Confusion about CBOW and Skip-Gram models? I've read a couple online description of CBOW and Skip-Gram and usually the descriptions starts like this:

*

*We need to train models on words

*So we encode words using vectors

*One-hot encoding is not efficient representation, we deal with this issue with CBOW and Skip-Gram

*CBOW is a model that allows you to predict the center word given the surrounding context

*Skip-gram does the reverse, by allowing you to predict the context given a center word

...
But wait. The problem we had (at step 3) was that one-hot encoding does a poor job at representing words. How does predicting a word help with the encoding process?! It seems we completely forgot about what we were setting out to do.
 A: The explanation of step 3 seems oversimplified, to extend it a bit:
> one-hot encoding is not efficient representation,
> so we want to use dense vector encoding instead,
> but unlike one-hot encoding it's not clear how should we represent discrete words as continuous vectors,
> we deal with this issue with CBOW and Skip-Gram.
Hope that answers your question.
A: First, "efficient representation" is a very vague term that you should avoid.

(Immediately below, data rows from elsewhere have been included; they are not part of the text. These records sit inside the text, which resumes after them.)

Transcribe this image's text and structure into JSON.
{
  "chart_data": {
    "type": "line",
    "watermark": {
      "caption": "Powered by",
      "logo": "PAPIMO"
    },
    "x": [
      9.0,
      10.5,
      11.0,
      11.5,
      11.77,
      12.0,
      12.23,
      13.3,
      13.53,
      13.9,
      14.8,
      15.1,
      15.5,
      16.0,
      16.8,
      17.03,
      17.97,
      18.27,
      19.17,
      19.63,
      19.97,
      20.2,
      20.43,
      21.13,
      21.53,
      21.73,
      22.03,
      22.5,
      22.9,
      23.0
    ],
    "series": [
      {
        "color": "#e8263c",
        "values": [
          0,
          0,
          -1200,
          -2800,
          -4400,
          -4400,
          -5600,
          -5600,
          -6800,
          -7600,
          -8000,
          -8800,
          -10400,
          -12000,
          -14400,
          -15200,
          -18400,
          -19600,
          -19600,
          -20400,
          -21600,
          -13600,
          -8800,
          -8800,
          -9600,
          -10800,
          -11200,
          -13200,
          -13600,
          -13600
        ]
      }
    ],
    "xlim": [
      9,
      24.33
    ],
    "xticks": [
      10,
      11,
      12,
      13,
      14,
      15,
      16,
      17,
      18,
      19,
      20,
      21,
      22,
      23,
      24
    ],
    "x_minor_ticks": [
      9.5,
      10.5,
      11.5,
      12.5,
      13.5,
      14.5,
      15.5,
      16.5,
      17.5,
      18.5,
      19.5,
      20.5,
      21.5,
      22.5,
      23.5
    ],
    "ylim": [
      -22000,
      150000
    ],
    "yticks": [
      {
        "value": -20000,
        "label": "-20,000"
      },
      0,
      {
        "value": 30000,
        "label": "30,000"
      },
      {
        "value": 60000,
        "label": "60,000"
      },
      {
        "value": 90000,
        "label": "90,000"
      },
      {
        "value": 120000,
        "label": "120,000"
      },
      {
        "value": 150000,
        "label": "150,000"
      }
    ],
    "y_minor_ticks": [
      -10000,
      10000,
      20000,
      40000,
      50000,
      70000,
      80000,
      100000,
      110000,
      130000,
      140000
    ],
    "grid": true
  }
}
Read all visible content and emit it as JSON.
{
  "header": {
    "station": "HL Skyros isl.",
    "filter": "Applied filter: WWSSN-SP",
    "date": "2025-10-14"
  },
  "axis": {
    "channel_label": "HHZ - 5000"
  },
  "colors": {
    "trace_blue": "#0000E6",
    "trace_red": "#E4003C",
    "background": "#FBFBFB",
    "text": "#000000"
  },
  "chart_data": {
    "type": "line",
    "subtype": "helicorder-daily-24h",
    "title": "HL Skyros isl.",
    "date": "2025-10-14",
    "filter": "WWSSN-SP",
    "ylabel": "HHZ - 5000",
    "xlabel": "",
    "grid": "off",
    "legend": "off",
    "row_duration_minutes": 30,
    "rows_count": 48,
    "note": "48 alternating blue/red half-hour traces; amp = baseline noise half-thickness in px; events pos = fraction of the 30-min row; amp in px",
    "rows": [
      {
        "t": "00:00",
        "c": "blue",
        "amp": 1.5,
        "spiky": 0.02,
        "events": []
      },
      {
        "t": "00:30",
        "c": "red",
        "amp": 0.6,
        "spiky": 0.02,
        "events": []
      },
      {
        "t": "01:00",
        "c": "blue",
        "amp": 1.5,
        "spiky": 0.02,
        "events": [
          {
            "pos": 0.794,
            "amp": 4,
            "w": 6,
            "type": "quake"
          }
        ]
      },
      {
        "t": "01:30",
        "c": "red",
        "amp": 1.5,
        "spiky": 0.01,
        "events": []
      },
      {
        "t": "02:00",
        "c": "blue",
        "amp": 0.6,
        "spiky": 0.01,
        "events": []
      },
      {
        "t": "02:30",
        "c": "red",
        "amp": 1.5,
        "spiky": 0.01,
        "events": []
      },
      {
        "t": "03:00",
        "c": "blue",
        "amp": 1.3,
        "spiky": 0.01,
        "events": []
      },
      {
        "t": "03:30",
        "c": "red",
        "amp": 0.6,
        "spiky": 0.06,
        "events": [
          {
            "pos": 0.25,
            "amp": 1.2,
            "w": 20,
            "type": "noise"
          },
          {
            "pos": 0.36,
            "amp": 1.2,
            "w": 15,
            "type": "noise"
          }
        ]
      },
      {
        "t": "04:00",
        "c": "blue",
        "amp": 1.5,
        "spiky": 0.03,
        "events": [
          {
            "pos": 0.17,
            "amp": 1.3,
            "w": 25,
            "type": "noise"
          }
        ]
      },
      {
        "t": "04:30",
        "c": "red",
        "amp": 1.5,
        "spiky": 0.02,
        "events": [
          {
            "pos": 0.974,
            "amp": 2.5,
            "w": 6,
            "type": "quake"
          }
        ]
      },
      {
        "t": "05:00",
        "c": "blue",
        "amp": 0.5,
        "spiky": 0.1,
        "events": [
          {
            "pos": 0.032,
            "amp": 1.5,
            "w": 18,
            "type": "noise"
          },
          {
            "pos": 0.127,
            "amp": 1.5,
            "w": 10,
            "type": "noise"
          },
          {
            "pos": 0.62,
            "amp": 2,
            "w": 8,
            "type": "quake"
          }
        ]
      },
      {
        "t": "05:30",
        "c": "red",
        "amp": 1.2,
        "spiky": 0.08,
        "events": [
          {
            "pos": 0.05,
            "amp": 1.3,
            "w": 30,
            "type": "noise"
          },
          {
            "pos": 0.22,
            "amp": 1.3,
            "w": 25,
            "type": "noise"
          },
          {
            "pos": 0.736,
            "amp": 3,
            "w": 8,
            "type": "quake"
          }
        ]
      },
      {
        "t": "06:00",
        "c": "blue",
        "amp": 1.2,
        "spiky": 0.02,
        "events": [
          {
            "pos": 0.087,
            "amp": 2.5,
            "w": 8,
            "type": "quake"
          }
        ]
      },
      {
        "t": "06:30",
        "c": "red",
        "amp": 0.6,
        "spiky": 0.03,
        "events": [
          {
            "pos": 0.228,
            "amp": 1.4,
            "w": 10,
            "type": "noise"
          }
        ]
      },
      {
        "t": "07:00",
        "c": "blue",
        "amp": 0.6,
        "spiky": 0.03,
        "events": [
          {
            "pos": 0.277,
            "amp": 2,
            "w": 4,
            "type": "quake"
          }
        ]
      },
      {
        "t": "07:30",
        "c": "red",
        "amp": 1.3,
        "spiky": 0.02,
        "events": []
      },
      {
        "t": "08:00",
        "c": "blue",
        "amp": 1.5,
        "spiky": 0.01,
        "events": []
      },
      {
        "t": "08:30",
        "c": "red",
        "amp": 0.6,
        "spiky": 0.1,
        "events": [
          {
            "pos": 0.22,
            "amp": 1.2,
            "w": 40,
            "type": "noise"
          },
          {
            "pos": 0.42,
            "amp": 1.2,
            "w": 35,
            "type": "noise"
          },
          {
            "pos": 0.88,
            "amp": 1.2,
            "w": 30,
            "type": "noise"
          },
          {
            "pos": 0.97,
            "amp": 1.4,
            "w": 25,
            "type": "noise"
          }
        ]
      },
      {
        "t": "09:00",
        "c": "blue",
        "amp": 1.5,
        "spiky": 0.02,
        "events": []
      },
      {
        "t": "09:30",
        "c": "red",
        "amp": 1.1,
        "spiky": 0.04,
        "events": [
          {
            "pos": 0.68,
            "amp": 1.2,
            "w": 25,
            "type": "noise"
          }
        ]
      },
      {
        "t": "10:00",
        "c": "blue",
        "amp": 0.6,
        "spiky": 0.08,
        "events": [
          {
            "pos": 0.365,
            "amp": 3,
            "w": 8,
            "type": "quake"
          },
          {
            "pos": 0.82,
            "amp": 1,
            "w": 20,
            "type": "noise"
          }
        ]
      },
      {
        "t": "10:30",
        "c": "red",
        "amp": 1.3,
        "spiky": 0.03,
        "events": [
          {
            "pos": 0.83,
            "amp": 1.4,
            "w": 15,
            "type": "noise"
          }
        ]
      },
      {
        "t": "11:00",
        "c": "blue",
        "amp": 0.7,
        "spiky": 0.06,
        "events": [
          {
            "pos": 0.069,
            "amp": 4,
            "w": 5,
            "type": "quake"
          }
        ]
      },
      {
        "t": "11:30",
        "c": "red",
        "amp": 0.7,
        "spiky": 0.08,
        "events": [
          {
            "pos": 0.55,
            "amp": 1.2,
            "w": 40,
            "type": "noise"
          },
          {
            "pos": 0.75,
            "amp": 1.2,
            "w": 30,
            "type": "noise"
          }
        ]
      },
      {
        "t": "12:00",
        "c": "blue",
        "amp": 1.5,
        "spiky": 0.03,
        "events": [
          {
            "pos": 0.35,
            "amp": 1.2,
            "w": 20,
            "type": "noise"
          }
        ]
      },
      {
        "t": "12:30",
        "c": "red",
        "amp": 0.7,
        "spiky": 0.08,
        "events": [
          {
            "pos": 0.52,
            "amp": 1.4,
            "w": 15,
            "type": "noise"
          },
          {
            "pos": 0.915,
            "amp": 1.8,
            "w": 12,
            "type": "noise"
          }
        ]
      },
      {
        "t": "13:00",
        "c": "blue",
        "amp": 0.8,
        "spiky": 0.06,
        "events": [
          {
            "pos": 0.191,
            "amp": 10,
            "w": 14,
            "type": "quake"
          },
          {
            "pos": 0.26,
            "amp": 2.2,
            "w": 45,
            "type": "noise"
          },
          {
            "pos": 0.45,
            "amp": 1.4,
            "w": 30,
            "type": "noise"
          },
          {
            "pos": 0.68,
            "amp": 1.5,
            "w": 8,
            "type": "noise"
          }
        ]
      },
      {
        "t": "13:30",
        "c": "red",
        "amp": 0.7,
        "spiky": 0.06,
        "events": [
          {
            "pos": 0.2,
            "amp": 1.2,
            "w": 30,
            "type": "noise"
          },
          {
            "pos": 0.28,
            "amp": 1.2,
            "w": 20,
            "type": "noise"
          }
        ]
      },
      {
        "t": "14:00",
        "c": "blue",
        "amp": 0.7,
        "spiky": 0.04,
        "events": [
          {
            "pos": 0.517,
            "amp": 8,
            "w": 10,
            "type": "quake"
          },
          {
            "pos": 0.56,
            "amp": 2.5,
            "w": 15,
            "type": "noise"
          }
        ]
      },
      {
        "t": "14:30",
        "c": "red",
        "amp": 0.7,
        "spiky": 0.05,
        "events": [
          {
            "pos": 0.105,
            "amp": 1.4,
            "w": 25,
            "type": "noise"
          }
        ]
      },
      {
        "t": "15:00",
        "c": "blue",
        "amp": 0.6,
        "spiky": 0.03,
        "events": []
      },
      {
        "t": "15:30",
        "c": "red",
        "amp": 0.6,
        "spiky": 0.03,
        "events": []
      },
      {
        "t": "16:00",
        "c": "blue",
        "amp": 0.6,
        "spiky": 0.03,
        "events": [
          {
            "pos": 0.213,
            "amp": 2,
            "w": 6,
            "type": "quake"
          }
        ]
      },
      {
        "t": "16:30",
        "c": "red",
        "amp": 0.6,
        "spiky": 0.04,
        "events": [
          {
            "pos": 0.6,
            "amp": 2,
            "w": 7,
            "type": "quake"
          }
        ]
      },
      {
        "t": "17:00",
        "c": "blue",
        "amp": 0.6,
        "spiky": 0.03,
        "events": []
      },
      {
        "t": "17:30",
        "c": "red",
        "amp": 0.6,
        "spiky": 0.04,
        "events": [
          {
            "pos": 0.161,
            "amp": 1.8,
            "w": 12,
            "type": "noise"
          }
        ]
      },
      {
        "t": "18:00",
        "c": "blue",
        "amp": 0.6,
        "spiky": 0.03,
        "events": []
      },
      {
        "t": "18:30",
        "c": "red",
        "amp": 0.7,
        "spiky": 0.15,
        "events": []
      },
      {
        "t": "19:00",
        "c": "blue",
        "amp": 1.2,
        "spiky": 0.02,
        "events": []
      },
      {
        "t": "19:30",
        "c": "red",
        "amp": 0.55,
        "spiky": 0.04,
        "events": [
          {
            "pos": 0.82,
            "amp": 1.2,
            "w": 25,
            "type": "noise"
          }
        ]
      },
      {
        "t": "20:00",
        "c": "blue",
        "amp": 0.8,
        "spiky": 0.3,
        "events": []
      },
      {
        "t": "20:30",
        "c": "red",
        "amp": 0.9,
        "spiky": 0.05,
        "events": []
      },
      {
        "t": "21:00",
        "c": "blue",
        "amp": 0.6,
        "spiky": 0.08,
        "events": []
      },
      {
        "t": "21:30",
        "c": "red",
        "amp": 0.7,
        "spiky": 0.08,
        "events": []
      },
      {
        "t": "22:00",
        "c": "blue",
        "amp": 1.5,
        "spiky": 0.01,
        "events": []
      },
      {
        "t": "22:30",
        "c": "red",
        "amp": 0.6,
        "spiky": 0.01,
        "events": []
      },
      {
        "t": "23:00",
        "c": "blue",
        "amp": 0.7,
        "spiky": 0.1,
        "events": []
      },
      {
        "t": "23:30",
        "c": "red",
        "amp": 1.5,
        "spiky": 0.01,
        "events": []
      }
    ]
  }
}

For instance, one-hot encoding is way more efficient in terms of memory. It takes way, way more memory to encode 300 real-values than a single integer from 1 to $|V|$.
On the other hand, one-hot representation of words are not efficient statistically, because words are distributed according to heavy tailed distributions. That is, if you take a random word in your corpus, it will likely be a rare words. Conversely, frequent words account for a lot of the total number of occurences.
The consequence is clear on the following task. You want to classify text. If you use logistic regression on the sum of one-hot vectors (bag-of-word representation), the parameters associated with rare words will be fit based on very little data and the classifier might be unreliable. On the other hand, if you use the sum of word embeddings (bag-of-vector) there is no component that is estimated with little data so it should be more reliable.
A: I believe you're missing an essential point in both objectives in that we are trying to learn a distribute drepresentation $\in \Re^d$ as opposed to using the one hot encodings.
Consider the example of having a vocabulary of size $|V|$, then we can represent each word using a one hot encoding $\in [0, 1]^{|V|}$.
The skip-gram model will work as follows given a set of parameters $E \in \Re^{d \times |V|}$, and $W \in \Re^{d \times |V|}$:

*

*Generate the one hot input vector $x \in [0, 1]^{|V|}$ for the center word

*Obtain the embedding for the word vector $e = Ex \in \Re^d$

*We then generate scores $z = W^Te \in \Re^{|V|}$ for the surrounding words

We can then normalize the scores using a softmax function $y = \text{softmax}(z)$, where $y_i$ are the probabilities of observing each context word. Here, the objective is to learn the parameters $E$ & $W$ so that our probabilities $y$ match the true one hot encodings of the context words given the center word.
I gave the example of skip-gram above, but CBOW is essentially the same but reversed. For more details on the objective function you could refer to [1], or for a visual explanation of the whole process [2].